Ray Tanguay, who recently retired as chairman and chief executive officer of Toyota Motor Manufacturing Canada, will advise both government and business how to promote Ontario’s auto sector.
“We’re going to have to up our game,” Ontario’s Minister of Economic Development Brad Duguid told a press conference at Ryerson University Tuesday. “The reality is we’re facing increasingly intense global competition.”
Ontario has been losing out to other lower-cost jurisdictions, such as the southern U.S. and Mexico.
Some automakers have blamed higher labour costs in Canada.
Unifor, the union that represents Canadian auto workers, says Canada is being outbid by my more generous government incentive programs.
Appointing a czar to co-ordinate Canada and Ontario’s efforts “is a good first step,” Unifor president Jerry Dias said in a phone interview. But the country needs a more comprehensive auto industry strategy, he added.
No additional government funds were committed to the auto sector as part of the announcement. 
Tanguay will advise governments in his new role as chair of a subcommittee of the Canadian Automotive Partnership Council, an industry led group created in 2002 to address competitiveness challenges.

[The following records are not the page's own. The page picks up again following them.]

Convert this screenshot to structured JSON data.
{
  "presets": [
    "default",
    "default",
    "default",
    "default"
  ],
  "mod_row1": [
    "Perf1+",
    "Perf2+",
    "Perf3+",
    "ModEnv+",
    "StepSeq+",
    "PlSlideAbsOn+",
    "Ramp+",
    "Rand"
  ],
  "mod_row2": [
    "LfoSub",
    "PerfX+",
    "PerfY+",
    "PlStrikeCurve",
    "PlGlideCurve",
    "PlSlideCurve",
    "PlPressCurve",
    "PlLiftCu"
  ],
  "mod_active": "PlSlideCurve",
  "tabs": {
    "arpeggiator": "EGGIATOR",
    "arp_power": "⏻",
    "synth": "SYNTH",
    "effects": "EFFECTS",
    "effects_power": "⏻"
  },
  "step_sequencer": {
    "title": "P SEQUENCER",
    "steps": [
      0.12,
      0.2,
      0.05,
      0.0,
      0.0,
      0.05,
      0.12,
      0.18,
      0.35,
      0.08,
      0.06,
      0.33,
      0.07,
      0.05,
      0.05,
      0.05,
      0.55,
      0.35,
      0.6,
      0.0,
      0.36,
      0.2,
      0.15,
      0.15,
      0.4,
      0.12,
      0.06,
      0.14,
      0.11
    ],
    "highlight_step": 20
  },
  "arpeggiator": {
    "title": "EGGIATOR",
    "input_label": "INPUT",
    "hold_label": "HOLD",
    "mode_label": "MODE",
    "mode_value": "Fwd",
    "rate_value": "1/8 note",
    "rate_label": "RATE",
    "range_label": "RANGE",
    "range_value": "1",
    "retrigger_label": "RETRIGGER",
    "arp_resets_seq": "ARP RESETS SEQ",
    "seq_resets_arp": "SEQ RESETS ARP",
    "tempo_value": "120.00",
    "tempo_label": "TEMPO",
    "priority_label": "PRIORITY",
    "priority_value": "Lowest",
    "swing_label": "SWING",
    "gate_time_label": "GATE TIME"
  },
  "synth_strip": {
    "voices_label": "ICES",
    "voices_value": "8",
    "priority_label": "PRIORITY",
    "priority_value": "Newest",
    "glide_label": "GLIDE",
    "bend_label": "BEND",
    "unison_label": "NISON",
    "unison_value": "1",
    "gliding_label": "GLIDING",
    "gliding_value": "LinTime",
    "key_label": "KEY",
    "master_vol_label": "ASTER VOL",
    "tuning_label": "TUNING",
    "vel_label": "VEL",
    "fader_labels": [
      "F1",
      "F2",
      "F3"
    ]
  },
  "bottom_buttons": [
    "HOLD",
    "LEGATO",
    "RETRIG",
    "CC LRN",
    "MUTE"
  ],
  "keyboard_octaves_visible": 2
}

An industry insider, Tanguay will have his ear to the ground and be able to get governments involved well ahead of auto company decisions, Duguid said.
Tanguay will also be in charge of selling Ontario to the auto industry around the world.
The focus will be on securing the future of Ontario’s existing auto plants, operated by five automakers, said Don Walker, who chairs the auto industry partnership council and is also chief executive officer of Magna International Inc., the country’s largest auto parts supplier. 
Trying to attract additional auto makers or plants will be much more difficult, he said.
In response to criticism government is doing too little, federal Industry Minister James Moore pointed out Ottawa and Ontario together pumped billions into the auto industry during the 2008-09 financial crisis to save automakers General Motors and Chrysler from bankruptcy as U.S. sales plunged.
Duguid noted the auto sector has announced $4 billion in investments for Ontario since November, 2014. That includes a $2 billion investment by Fiat Chrysler in a new crossover vehicle for its Windsor minivan assembly plant.
But Ontario is also losing auto industry jobs. General Motors Canada recently confirmed production of the Camaro would move from Oshawa to a plant in Lansing, Mich. at a cost of 1,000 jobs.
As head of Toyota, Tanguay said he has served on internal company site selection committees, helping make decisions about where to locate plants, including the recent announcement to move production of the popular Corolla from Cambridge, Ont. to a plant in Mexico.
The Corolla is to be replaced by a yet to announced mid-sized, higher value car.
Tanguay said there’s no single formula for attracting new investment. Companies have different priorities and needs.
Fiat Chrysler went ahead with its Windsor investment plans, even after withdrawing its bid for government aid, saying it had become a political football.
In an unrelated development, General Motors Canada disclosed Tuesday that almost all the 1,000 job losses at its Oshawa plant will be achieved through early retirement incentives.
The Oshawa plant is losing production of the next generation Camaro to a plant in Lansing, Mich.
Additional incentive packages will be offered to non-retirement eligible employees in hopes of completing avoiding layoffs, GM Canada President Steve Carlisle wrote in a note to employees.
Ontario’s Progressive Conservative party said it welcomed the announcement.
“The auto industry has been calling for this type of leadership for some time,” economic development critic Ted Arnott (PC - Wellington-Halton Hills) said in a statement.
Since 2001, Ontario has lost over 43,000 jobs in the auto sector. Last year alone, Mexico received $7 billion in investments from automakers, the opposition party said.